Bonneville Administrator Steven Wright spent months negotiating a settlement that was rejected last January by public utilities despite the endorsement of the governors of Oregon, Washington, Idaho and Montana, along with the congressional delegation from the four Northwest states.
"Many months of hard work by the parties and strong support of regional leaders for an agreement kept alive efforts to amend the contracts in mutually beneficial ways," Wright said.
Some of the public utilities threatened to take the dispute to a federal appeals court, claiming the private utilities could afford to return more money to Bonneville, shouldering more of the energy crisis costs.
The bulk of the money covered by the agreements was from the 2001 crisis, when BPA had to buy power on the open market to meet demand or pay the utilities to replace unavailable BPA power.
The original settlement would have reduced wholesale rates by about 7.4 percent.
Under the settlement announced Tuesday, two of the largest private utilities in the region will forego $100 million in payments from Bonneville.
Puget Sound Energy, based in Bellevue, Wash., and PacifiCorp, a ScottishPower subsidiary based in Portland, will defer another $100 million due from the BPA until 2007-2011.
Four other major utilities - Avista Corp., Portland General Electric, Idaho Power Co. and NorthWestern Energy - signed settlement agreements that give up some of benefits under contracts signed in 2000 in return for guaranteed benefits to residential and small-farm customers in 2007-2011.
Such benefits could include cash payments to the utilities that would lower rates for their customers, along with a more predictable power supply.
Sen.
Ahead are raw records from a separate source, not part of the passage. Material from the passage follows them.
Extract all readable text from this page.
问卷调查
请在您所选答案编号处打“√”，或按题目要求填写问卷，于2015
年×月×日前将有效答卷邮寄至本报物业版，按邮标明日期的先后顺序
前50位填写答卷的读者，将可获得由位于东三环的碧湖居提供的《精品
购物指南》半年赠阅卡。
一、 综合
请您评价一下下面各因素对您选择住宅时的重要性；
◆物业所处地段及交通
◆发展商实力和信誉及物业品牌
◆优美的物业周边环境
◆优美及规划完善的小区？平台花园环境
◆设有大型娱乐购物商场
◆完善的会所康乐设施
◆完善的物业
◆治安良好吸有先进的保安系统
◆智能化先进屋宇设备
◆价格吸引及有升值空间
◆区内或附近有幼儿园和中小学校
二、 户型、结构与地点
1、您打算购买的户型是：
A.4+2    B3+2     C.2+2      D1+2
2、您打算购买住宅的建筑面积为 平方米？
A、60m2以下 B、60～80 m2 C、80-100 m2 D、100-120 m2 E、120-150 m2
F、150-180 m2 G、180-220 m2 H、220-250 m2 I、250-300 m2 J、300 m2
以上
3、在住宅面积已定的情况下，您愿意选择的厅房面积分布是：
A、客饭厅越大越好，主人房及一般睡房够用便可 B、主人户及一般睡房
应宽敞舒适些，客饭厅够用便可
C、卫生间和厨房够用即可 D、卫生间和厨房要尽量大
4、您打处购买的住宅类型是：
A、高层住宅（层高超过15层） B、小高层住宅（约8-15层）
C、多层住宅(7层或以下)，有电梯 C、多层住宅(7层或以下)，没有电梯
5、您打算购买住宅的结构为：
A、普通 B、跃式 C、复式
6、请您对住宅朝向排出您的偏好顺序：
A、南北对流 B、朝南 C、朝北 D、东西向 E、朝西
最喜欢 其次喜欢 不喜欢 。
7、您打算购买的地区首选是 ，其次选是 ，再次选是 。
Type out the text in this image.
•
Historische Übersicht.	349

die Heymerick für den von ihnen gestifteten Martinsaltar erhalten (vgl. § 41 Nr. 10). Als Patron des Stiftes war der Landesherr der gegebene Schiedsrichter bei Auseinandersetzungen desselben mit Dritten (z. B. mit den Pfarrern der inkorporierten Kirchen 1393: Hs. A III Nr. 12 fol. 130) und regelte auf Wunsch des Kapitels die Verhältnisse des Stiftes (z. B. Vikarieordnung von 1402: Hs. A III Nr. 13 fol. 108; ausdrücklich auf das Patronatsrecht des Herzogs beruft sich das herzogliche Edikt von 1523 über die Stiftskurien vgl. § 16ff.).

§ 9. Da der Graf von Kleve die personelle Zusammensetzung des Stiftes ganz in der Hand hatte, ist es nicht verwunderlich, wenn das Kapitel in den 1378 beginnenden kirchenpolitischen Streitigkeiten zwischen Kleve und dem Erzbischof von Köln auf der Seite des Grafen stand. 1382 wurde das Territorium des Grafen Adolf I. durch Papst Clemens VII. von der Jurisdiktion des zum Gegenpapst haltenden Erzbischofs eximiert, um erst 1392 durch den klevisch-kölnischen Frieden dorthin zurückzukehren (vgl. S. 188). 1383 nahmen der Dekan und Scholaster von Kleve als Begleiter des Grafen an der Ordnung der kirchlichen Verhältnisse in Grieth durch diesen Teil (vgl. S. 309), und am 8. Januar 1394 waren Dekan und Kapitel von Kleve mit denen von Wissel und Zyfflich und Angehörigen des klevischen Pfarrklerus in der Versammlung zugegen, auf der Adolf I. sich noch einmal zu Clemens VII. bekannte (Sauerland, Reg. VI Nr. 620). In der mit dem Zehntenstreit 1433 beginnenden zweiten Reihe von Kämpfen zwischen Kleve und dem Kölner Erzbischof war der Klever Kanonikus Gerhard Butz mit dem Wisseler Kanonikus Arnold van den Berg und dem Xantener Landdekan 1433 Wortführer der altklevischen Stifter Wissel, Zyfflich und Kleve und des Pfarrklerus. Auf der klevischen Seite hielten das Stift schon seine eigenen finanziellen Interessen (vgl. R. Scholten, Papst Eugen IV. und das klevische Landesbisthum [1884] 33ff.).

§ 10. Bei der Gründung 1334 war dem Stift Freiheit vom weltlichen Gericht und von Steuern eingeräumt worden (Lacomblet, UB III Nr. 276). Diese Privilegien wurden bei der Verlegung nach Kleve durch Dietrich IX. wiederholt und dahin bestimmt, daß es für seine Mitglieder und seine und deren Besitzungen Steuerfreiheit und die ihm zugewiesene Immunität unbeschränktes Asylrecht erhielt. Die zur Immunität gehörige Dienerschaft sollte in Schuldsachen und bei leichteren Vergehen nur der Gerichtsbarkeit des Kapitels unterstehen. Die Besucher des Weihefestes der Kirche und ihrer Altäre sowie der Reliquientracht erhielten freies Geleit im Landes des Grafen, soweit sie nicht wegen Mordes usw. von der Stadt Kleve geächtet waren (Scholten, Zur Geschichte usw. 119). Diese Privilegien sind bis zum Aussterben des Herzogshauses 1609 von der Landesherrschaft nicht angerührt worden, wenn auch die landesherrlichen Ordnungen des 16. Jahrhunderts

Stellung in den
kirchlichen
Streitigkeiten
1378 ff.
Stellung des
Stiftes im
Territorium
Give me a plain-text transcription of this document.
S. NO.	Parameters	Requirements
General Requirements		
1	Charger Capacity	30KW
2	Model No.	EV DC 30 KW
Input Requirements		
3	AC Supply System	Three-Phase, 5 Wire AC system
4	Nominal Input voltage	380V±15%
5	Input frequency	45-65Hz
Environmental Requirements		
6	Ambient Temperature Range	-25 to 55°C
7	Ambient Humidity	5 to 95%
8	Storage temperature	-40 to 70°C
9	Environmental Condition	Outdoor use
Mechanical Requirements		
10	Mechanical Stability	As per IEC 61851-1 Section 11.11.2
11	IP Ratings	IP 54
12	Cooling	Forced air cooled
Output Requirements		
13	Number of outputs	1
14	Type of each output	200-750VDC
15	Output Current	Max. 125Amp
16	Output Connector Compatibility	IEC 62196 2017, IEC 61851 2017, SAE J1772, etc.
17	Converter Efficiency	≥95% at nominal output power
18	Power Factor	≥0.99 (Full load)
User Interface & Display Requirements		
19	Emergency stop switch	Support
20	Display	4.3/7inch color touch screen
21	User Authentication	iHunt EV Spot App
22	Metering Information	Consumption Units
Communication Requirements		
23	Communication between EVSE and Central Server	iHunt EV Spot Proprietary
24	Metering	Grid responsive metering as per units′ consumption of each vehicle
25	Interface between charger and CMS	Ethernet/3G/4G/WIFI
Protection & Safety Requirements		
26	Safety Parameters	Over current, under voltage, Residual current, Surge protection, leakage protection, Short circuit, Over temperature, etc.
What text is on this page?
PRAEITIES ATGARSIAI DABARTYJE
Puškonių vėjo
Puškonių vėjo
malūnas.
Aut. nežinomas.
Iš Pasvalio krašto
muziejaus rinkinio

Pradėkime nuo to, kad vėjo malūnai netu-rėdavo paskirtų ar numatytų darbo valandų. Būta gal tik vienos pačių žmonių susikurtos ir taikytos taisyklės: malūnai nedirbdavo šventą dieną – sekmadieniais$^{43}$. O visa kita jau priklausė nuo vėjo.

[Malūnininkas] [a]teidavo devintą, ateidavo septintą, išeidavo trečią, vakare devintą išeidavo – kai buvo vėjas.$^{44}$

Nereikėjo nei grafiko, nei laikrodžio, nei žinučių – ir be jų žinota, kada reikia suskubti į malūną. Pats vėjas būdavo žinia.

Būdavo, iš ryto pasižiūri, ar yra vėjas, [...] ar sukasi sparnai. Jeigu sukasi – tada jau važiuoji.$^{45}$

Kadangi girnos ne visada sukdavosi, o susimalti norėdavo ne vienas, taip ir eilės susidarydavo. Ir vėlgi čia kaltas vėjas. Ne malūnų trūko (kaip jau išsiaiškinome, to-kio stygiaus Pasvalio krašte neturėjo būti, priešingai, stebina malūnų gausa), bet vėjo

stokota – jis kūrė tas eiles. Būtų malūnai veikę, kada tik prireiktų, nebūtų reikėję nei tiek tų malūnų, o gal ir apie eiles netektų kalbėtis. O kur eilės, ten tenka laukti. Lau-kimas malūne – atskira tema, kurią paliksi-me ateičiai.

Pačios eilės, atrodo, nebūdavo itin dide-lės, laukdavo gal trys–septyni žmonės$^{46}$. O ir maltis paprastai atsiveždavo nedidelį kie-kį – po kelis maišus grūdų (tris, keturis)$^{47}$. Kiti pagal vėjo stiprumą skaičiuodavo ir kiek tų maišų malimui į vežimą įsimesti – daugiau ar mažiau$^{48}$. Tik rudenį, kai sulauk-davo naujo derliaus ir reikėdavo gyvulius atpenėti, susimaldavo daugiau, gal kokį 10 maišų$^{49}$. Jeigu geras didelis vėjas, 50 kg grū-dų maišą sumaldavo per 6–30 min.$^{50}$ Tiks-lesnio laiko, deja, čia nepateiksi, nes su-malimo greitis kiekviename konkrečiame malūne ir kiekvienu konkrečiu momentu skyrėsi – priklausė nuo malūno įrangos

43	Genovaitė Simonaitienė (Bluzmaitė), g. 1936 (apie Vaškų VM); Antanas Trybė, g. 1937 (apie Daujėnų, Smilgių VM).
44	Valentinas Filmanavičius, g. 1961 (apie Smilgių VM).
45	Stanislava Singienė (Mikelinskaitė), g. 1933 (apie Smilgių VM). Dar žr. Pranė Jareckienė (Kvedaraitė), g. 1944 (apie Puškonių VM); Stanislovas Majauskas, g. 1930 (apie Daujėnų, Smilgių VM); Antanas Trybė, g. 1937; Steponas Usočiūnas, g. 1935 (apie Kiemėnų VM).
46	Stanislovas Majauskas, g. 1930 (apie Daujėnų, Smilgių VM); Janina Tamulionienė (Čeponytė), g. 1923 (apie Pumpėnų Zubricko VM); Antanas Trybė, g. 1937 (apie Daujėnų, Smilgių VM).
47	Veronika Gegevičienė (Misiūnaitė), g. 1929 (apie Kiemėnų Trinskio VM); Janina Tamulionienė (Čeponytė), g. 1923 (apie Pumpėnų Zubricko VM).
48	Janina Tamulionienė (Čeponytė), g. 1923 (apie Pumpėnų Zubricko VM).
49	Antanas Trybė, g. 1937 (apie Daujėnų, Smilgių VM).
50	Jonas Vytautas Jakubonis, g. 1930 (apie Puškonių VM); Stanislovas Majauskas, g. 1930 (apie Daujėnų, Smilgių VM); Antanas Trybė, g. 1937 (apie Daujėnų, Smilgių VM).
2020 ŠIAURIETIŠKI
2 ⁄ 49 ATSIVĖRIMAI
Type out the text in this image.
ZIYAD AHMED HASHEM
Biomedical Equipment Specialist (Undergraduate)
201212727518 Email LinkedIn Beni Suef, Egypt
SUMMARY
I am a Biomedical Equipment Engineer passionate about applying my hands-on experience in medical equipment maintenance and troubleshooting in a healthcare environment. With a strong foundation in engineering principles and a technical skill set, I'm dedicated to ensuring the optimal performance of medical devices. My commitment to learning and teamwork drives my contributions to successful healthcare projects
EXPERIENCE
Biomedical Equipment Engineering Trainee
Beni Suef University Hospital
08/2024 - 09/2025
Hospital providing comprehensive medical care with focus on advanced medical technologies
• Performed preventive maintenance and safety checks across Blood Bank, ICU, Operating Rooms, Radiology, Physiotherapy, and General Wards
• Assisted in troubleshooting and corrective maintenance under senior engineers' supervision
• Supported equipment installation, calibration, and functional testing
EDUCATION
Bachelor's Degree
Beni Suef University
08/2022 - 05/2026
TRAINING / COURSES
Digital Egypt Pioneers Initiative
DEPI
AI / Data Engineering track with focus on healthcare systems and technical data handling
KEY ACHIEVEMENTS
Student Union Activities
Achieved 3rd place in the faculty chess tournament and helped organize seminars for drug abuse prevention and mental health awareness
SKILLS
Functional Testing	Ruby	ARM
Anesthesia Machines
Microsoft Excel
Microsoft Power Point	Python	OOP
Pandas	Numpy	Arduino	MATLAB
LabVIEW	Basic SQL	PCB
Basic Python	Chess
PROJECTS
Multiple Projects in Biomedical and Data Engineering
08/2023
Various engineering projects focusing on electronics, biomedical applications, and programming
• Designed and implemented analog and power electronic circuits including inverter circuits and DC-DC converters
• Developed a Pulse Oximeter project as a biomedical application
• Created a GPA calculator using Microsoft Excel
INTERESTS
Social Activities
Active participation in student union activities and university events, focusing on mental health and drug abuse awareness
Ron Wyden, D-Ore., said he was disappointed when the original settlement was rejected, but he called the agreement announced Tuesday "a step in the right direction."
"Now BPA should keep working to lower costs and further ease financial pressures," Wyden said.
David Kvamme, a spokesman for PacifiCorp, also praised the agreement.
"The energy crisis was hard on virtually every utility in the region, and a financially healthy BPA that fairly allocates the benefits of the federal power system is in the best interest of all the region's electrical consumers," he said.
Bonneville is scheduled to make wholesale rate adjustments in October for the 135 utilities and several industries it serves. The federal power marketing agency based in Portland sells electricity generated at a system of 31 dams and one nuclear plant.